Returns to creditors from litigation against associates of the business are often a lucrative way of getting funds into an administration after a corporate failure. Claims are often made against banks, lawyers and accountants associated with the failure.  In some cases, those claims may involve chasing other parties for the proceeds of a fraud.  Often these claims provide a greater return than chasing down any remaining assets.

The panelists in the “Swelling the insolvent estate” breakout session fleshed out some of the ways in which investigations supporting such claims are conducted in an international context.  They discussed the balancing act struck in some jurisdictions between claims for privacy against the need for transparency in the event of fraudulent behaviour. 

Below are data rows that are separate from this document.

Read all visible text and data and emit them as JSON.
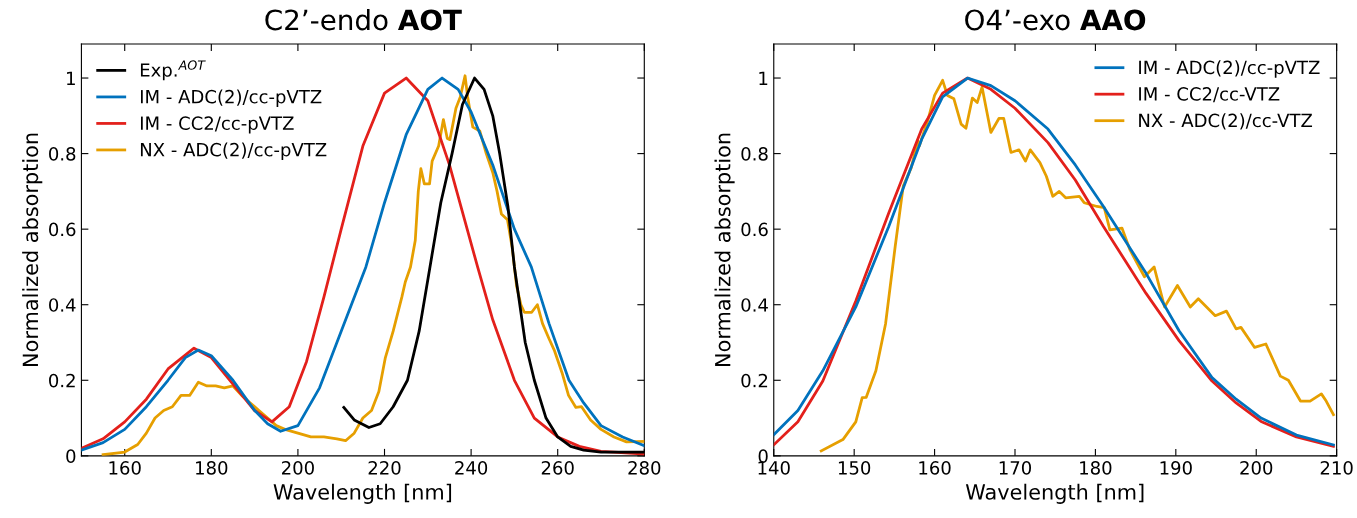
{
  "chart_data": [
    {
      "type": "line",
      "title": "C2’-endo AOT",
      "xlabel": "Wavelength [nm]",
      "ylabel": "Normalized absorption",
      "xlim": [
        150,
        280
      ],
      "xticks": [
        160,
        180,
        200,
        220,
        240,
        260,
        280
      ],
      "ylim": [
        0,
        1.09
      ],
      "yticks": [
        0,
        0.2,
        0.4,
        0.6,
        0.8,
        1
      ],
      "grid": false,
      "legend": "top left",
      "marker": "none",
      "line_style": "solid",
      "series": [
        {
          "name": "Exp.$^{AOT}$",
          "color": "#000000",
          "x": [
            210.6,
            213,
            216.4,
            219,
            222,
            225.3,
            228,
            230.5,
            233,
            235.6,
            238,
            240.8,
            243,
            245,
            246.6,
            248.5,
            250,
            252.5,
            254.6,
            257.3,
            260,
            263,
            266,
            270,
            275,
            280
          ],
          "values": [
            0.128,
            0.095,
            0.075,
            0.085,
            0.13,
            0.2,
            0.33,
            0.5,
            0.67,
            0.8,
            0.93,
            1.0,
            0.97,
            0.9,
            0.8,
            0.66,
            0.5,
            0.3,
            0.2,
            0.1,
            0.05,
            0.025,
            0.015,
            0.01,
            0.01,
            0.01
          ]
        },
        {
          "name": "IM - ADC(2)/cc-pVTZ",
          "color": "#0072bd",
          "x": [
            150,
            155,
            160,
            165,
            170,
            174,
            177,
            180,
            185,
            190,
            193,
            196,
            200,
            205,
            210,
            215.7,
            220,
            225,
            230,
            233.3,
            237,
            240,
            245,
            250,
            253.9,
            258,
            262.6,
            266,
            270,
            275,
            280
          ],
          "values": [
            0.015,
            0.035,
            0.07,
            0.13,
            0.2,
            0.26,
            0.28,
            0.265,
            0.2,
            0.12,
            0.085,
            0.065,
            0.08,
            0.18,
            0.33,
            0.5,
            0.67,
            0.85,
            0.97,
            1.0,
            0.97,
            0.91,
            0.77,
            0.6,
            0.5,
            0.35,
            0.2,
            0.14,
            0.08,
            0.05,
            0.027
          ]
        },
        {
          "name": "IM - CC2/cc-pVTZ",
          "color": "#e3201b",
          "x": [
            150,
            155,
            160,
            165,
            170,
            176,
            180,
            185,
            190,
            194,
            198,
            202,
            206,
            210,
            215,
            220,
            225,
            230,
            235,
            241.5,
            245,
            250,
            254.6,
            260,
            265,
            270,
            280
          ],
          "values": [
            0.02,
            0.045,
            0.09,
            0.15,
            0.23,
            0.285,
            0.26,
            0.19,
            0.12,
            0.09,
            0.13,
            0.25,
            0.42,
            0.6,
            0.82,
            0.96,
            1.0,
            0.94,
            0.77,
            0.5,
            0.36,
            0.2,
            0.1,
            0.05,
            0.025,
            0.012,
            0.005
          ]
        },
        {
          "name": "NX - ADC(2)/cc-pVTZ",
          "color": "#e69f00",
          "x": [
            155,
            160,
            163,
            165,
            167,
            169,
            171,
            173,
            175,
            177,
            179,
            181,
            183,
            185,
            187,
            189,
            191,
            193,
            195,
            197,
            200,
            203,
            206,
            209,
            211,
            213,
            215,
            217,
            218.7,
            220.2,
            222,
            224,
            224.8,
            226,
            227.1,
            227.8,
            228.4,
            229.2,
            230.4,
            231,
            232.5,
            233.6,
            234.5,
            235.1,
            236.5,
            237.5,
            238.6,
            239.2,
            240.4,
            242,
            243.5,
            245,
            246,
            247,
            248.4,
            249.5,
            250.5,
            251.5,
            252.3,
            254,
            255.3,
            256.5,
            258,
            259.2,
            261,
            262.5,
            264.2,
            265.5,
            267.6,
            270,
            273,
            275.9,
            280
          ],
          "values": [
            0.003,
            0.01,
            0.03,
            0.06,
            0.1,
            0.12,
            0.13,
            0.16,
            0.16,
            0.195,
            0.185,
            0.185,
            0.18,
            0.185,
            0.16,
            0.14,
            0.12,
            0.1,
            0.08,
            0.07,
            0.06,
            0.05,
            0.05,
            0.045,
            0.04,
            0.06,
            0.1,
            0.12,
            0.17,
            0.26,
            0.33,
            0.42,
            0.46,
            0.5,
            0.57,
            0.7,
            0.76,
            0.72,
            0.72,
            0.78,
            0.82,
            0.89,
            0.84,
            0.837,
            0.92,
            0.95,
            1.006,
            0.95,
            0.87,
            0.86,
            0.8,
            0.75,
            0.7,
            0.64,
            0.625,
            0.55,
            0.45,
            0.4,
            0.38,
            0.38,
            0.4,
            0.35,
            0.31,
            0.28,
            0.22,
            0.16,
            0.128,
            0.13,
            0.095,
            0.07,
            0.05,
            0.037,
            0.038
          ]
        }
      ]
    },
    {
      "type": "line",
      "title": "O4’-exo AAO",
      "xlabel": "Wavelength [nm]",
      "ylabel": "Normalized absorption",
      "xlim": [
        140,
        210
      ],
      "xticks": [
        140,
        150,
        160,
        170,
        180,
        190,
        200,
        210
      ],
      "ylim": [
        0,
        1.09
      ],
      "yticks": [
        0,
        0.2,
        0.4,
        0.6,
        0.8,
        1
      ],
      "grid": false,
      "legend": "top right",
      "marker": "none",
      "line_style": "solid",
      "series": [
        {
          "name": "IM - ADC(2)/cc-pVTZ",
          "color": "#0072bd",
          "x": [
            140,
            143,
            146.1,
            150.2,
            154.3,
            158.4,
            161,
            164.1,
            167,
            170,
            174.1,
            177.5,
            181,
            186.3,
            190.4,
            194.5,
            197.5,
            200.6,
            205,
            209.6
          ],
          "values": [
            0.056,
            0.12,
            0.225,
            0.394,
            0.607,
            0.838,
            0.95,
            1.0,
            0.98,
            0.94,
            0.865,
            0.77,
            0.66,
            0.483,
            0.331,
            0.207,
            0.15,
            0.1,
            0.055,
            0.029
          ]
        },
        {
          "name": "IM - CC2/cc-VTZ",
          "color": "#e3201b",
          "x": [
            140,
            143,
            146.1,
            150.2,
            154.3,
            158.4,
            161,
            164.1,
            167,
            170,
            174.1,
            177.5,
            181,
            186.3,
            190.4,
            194.5,
            197.5,
            200.6,
            205,
            209.6
          ],
          "values": [
            0.029,
            0.09,
            0.198,
            0.41,
            0.643,
            0.865,
            0.96,
            1.0,
            0.97,
            0.92,
            0.829,
            0.73,
            0.607,
            0.43,
            0.305,
            0.198,
            0.14,
            0.091,
            0.05,
            0.025
          ]
        },
        {
          "name": "NX - ADC(2)/cc-VTZ",
          "color": "#e69f00",
          "x": [
            145.9,
            148.6,
            150.2,
            151,
            151.5,
            152.7,
            153.9,
            155.1,
            156.1,
            157.1,
            157.9,
            158.1,
            159.2,
            160,
            161,
            161.6,
            162.4,
            163.3,
            163.9,
            164.7,
            165.3,
            165.9,
            167,
            168,
            168.6,
            169.5,
            170.5,
            171.3,
            171.9,
            173.1,
            173.9,
            174.7,
            175.5,
            176.3,
            178,
            178.6,
            180.2,
            181.1,
            181.8,
            183.3,
            184.3,
            186.1,
            187.3,
            188.6,
            190.2,
            191.8,
            192.8,
            194.9,
            196.3,
            197.5,
            198.1,
            199.8,
            201.2,
            203,
            204,
            205.5,
            206.7,
            208.1,
            208.7,
            209.6
          ],
          "values": [
            0.013,
            0.043,
            0.09,
            0.154,
            0.155,
            0.225,
            0.349,
            0.554,
            0.714,
            0.763,
            0.834,
            0.82,
            0.891,
            0.954,
            0.994,
            0.954,
            0.945,
            0.878,
            0.867,
            0.947,
            0.935,
            0.976,
            0.856,
            0.893,
            0.893,
            0.803,
            0.81,
            0.78,
            0.81,
            0.776,
            0.74,
            0.687,
            0.7,
            0.683,
            0.687,
            0.67,
            0.66,
            0.657,
            0.598,
            0.603,
            0.545,
            0.474,
            0.5,
            0.394,
            0.451,
            0.394,
            0.416,
            0.371,
            0.383,
            0.336,
            0.34,
            0.287,
            0.296,
            0.211,
            0.2,
            0.145,
            0.145,
            0.164,
            0.145,
            0.109
          ]
        }
      ]
    }
  ]
}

The session was chaired by Ian Mann (Harneys), with panelists Martin Kenny (Martin Kenney & Co.), Alex Moglia (Moglia Advisors) and Marie Rowbothan (PwC).  Key practical observations and reminders made by the panel were:

  • Securing information when an investigation commences (for example, by way of a forensic scan of hard drives and servers) can be critical.  If not secured, it can be lost.  When it comes to securing this information, “Day 1 of your appointment only happens once”.  Get it while you can.
  • There is a tendency in international investigations to demonise offshore jurisdictions as being secretive, and as not striking the right balance between privacy and transparency.  Many of these jurisdictions sit in the common law legal tradition, where the Courts are willing to make Norwich Pharmacal orders enabling access to bank and other records in the case of a fraud.  These orders, often coupled with confidentiality orders gagging those who receive them from revealing their existence, remain a valuable tool in identifying information on which to base a claim.
  • It is a mistake to assume that it is more difficult to extract information in such jurisdictions than in many onshore jurisdictions.
  • Despite the significant publicity about the Panama Papers, the information available in them when chasing assets is limited, and limited to a specific set of clients.  They are often not enormously helpful.
  • Notwithstanding the many technological tools available, and information on the internet, speaking to people within an organisation remains an important way of getting information.  Its significance as an investigation tool should not be ignored.

The session was a good reminder to avoid making assumptions about the difficulties in extracting information from some jurisdictions, and not to ignore all of the information resources available to you when conducting an investigation into corporate failure.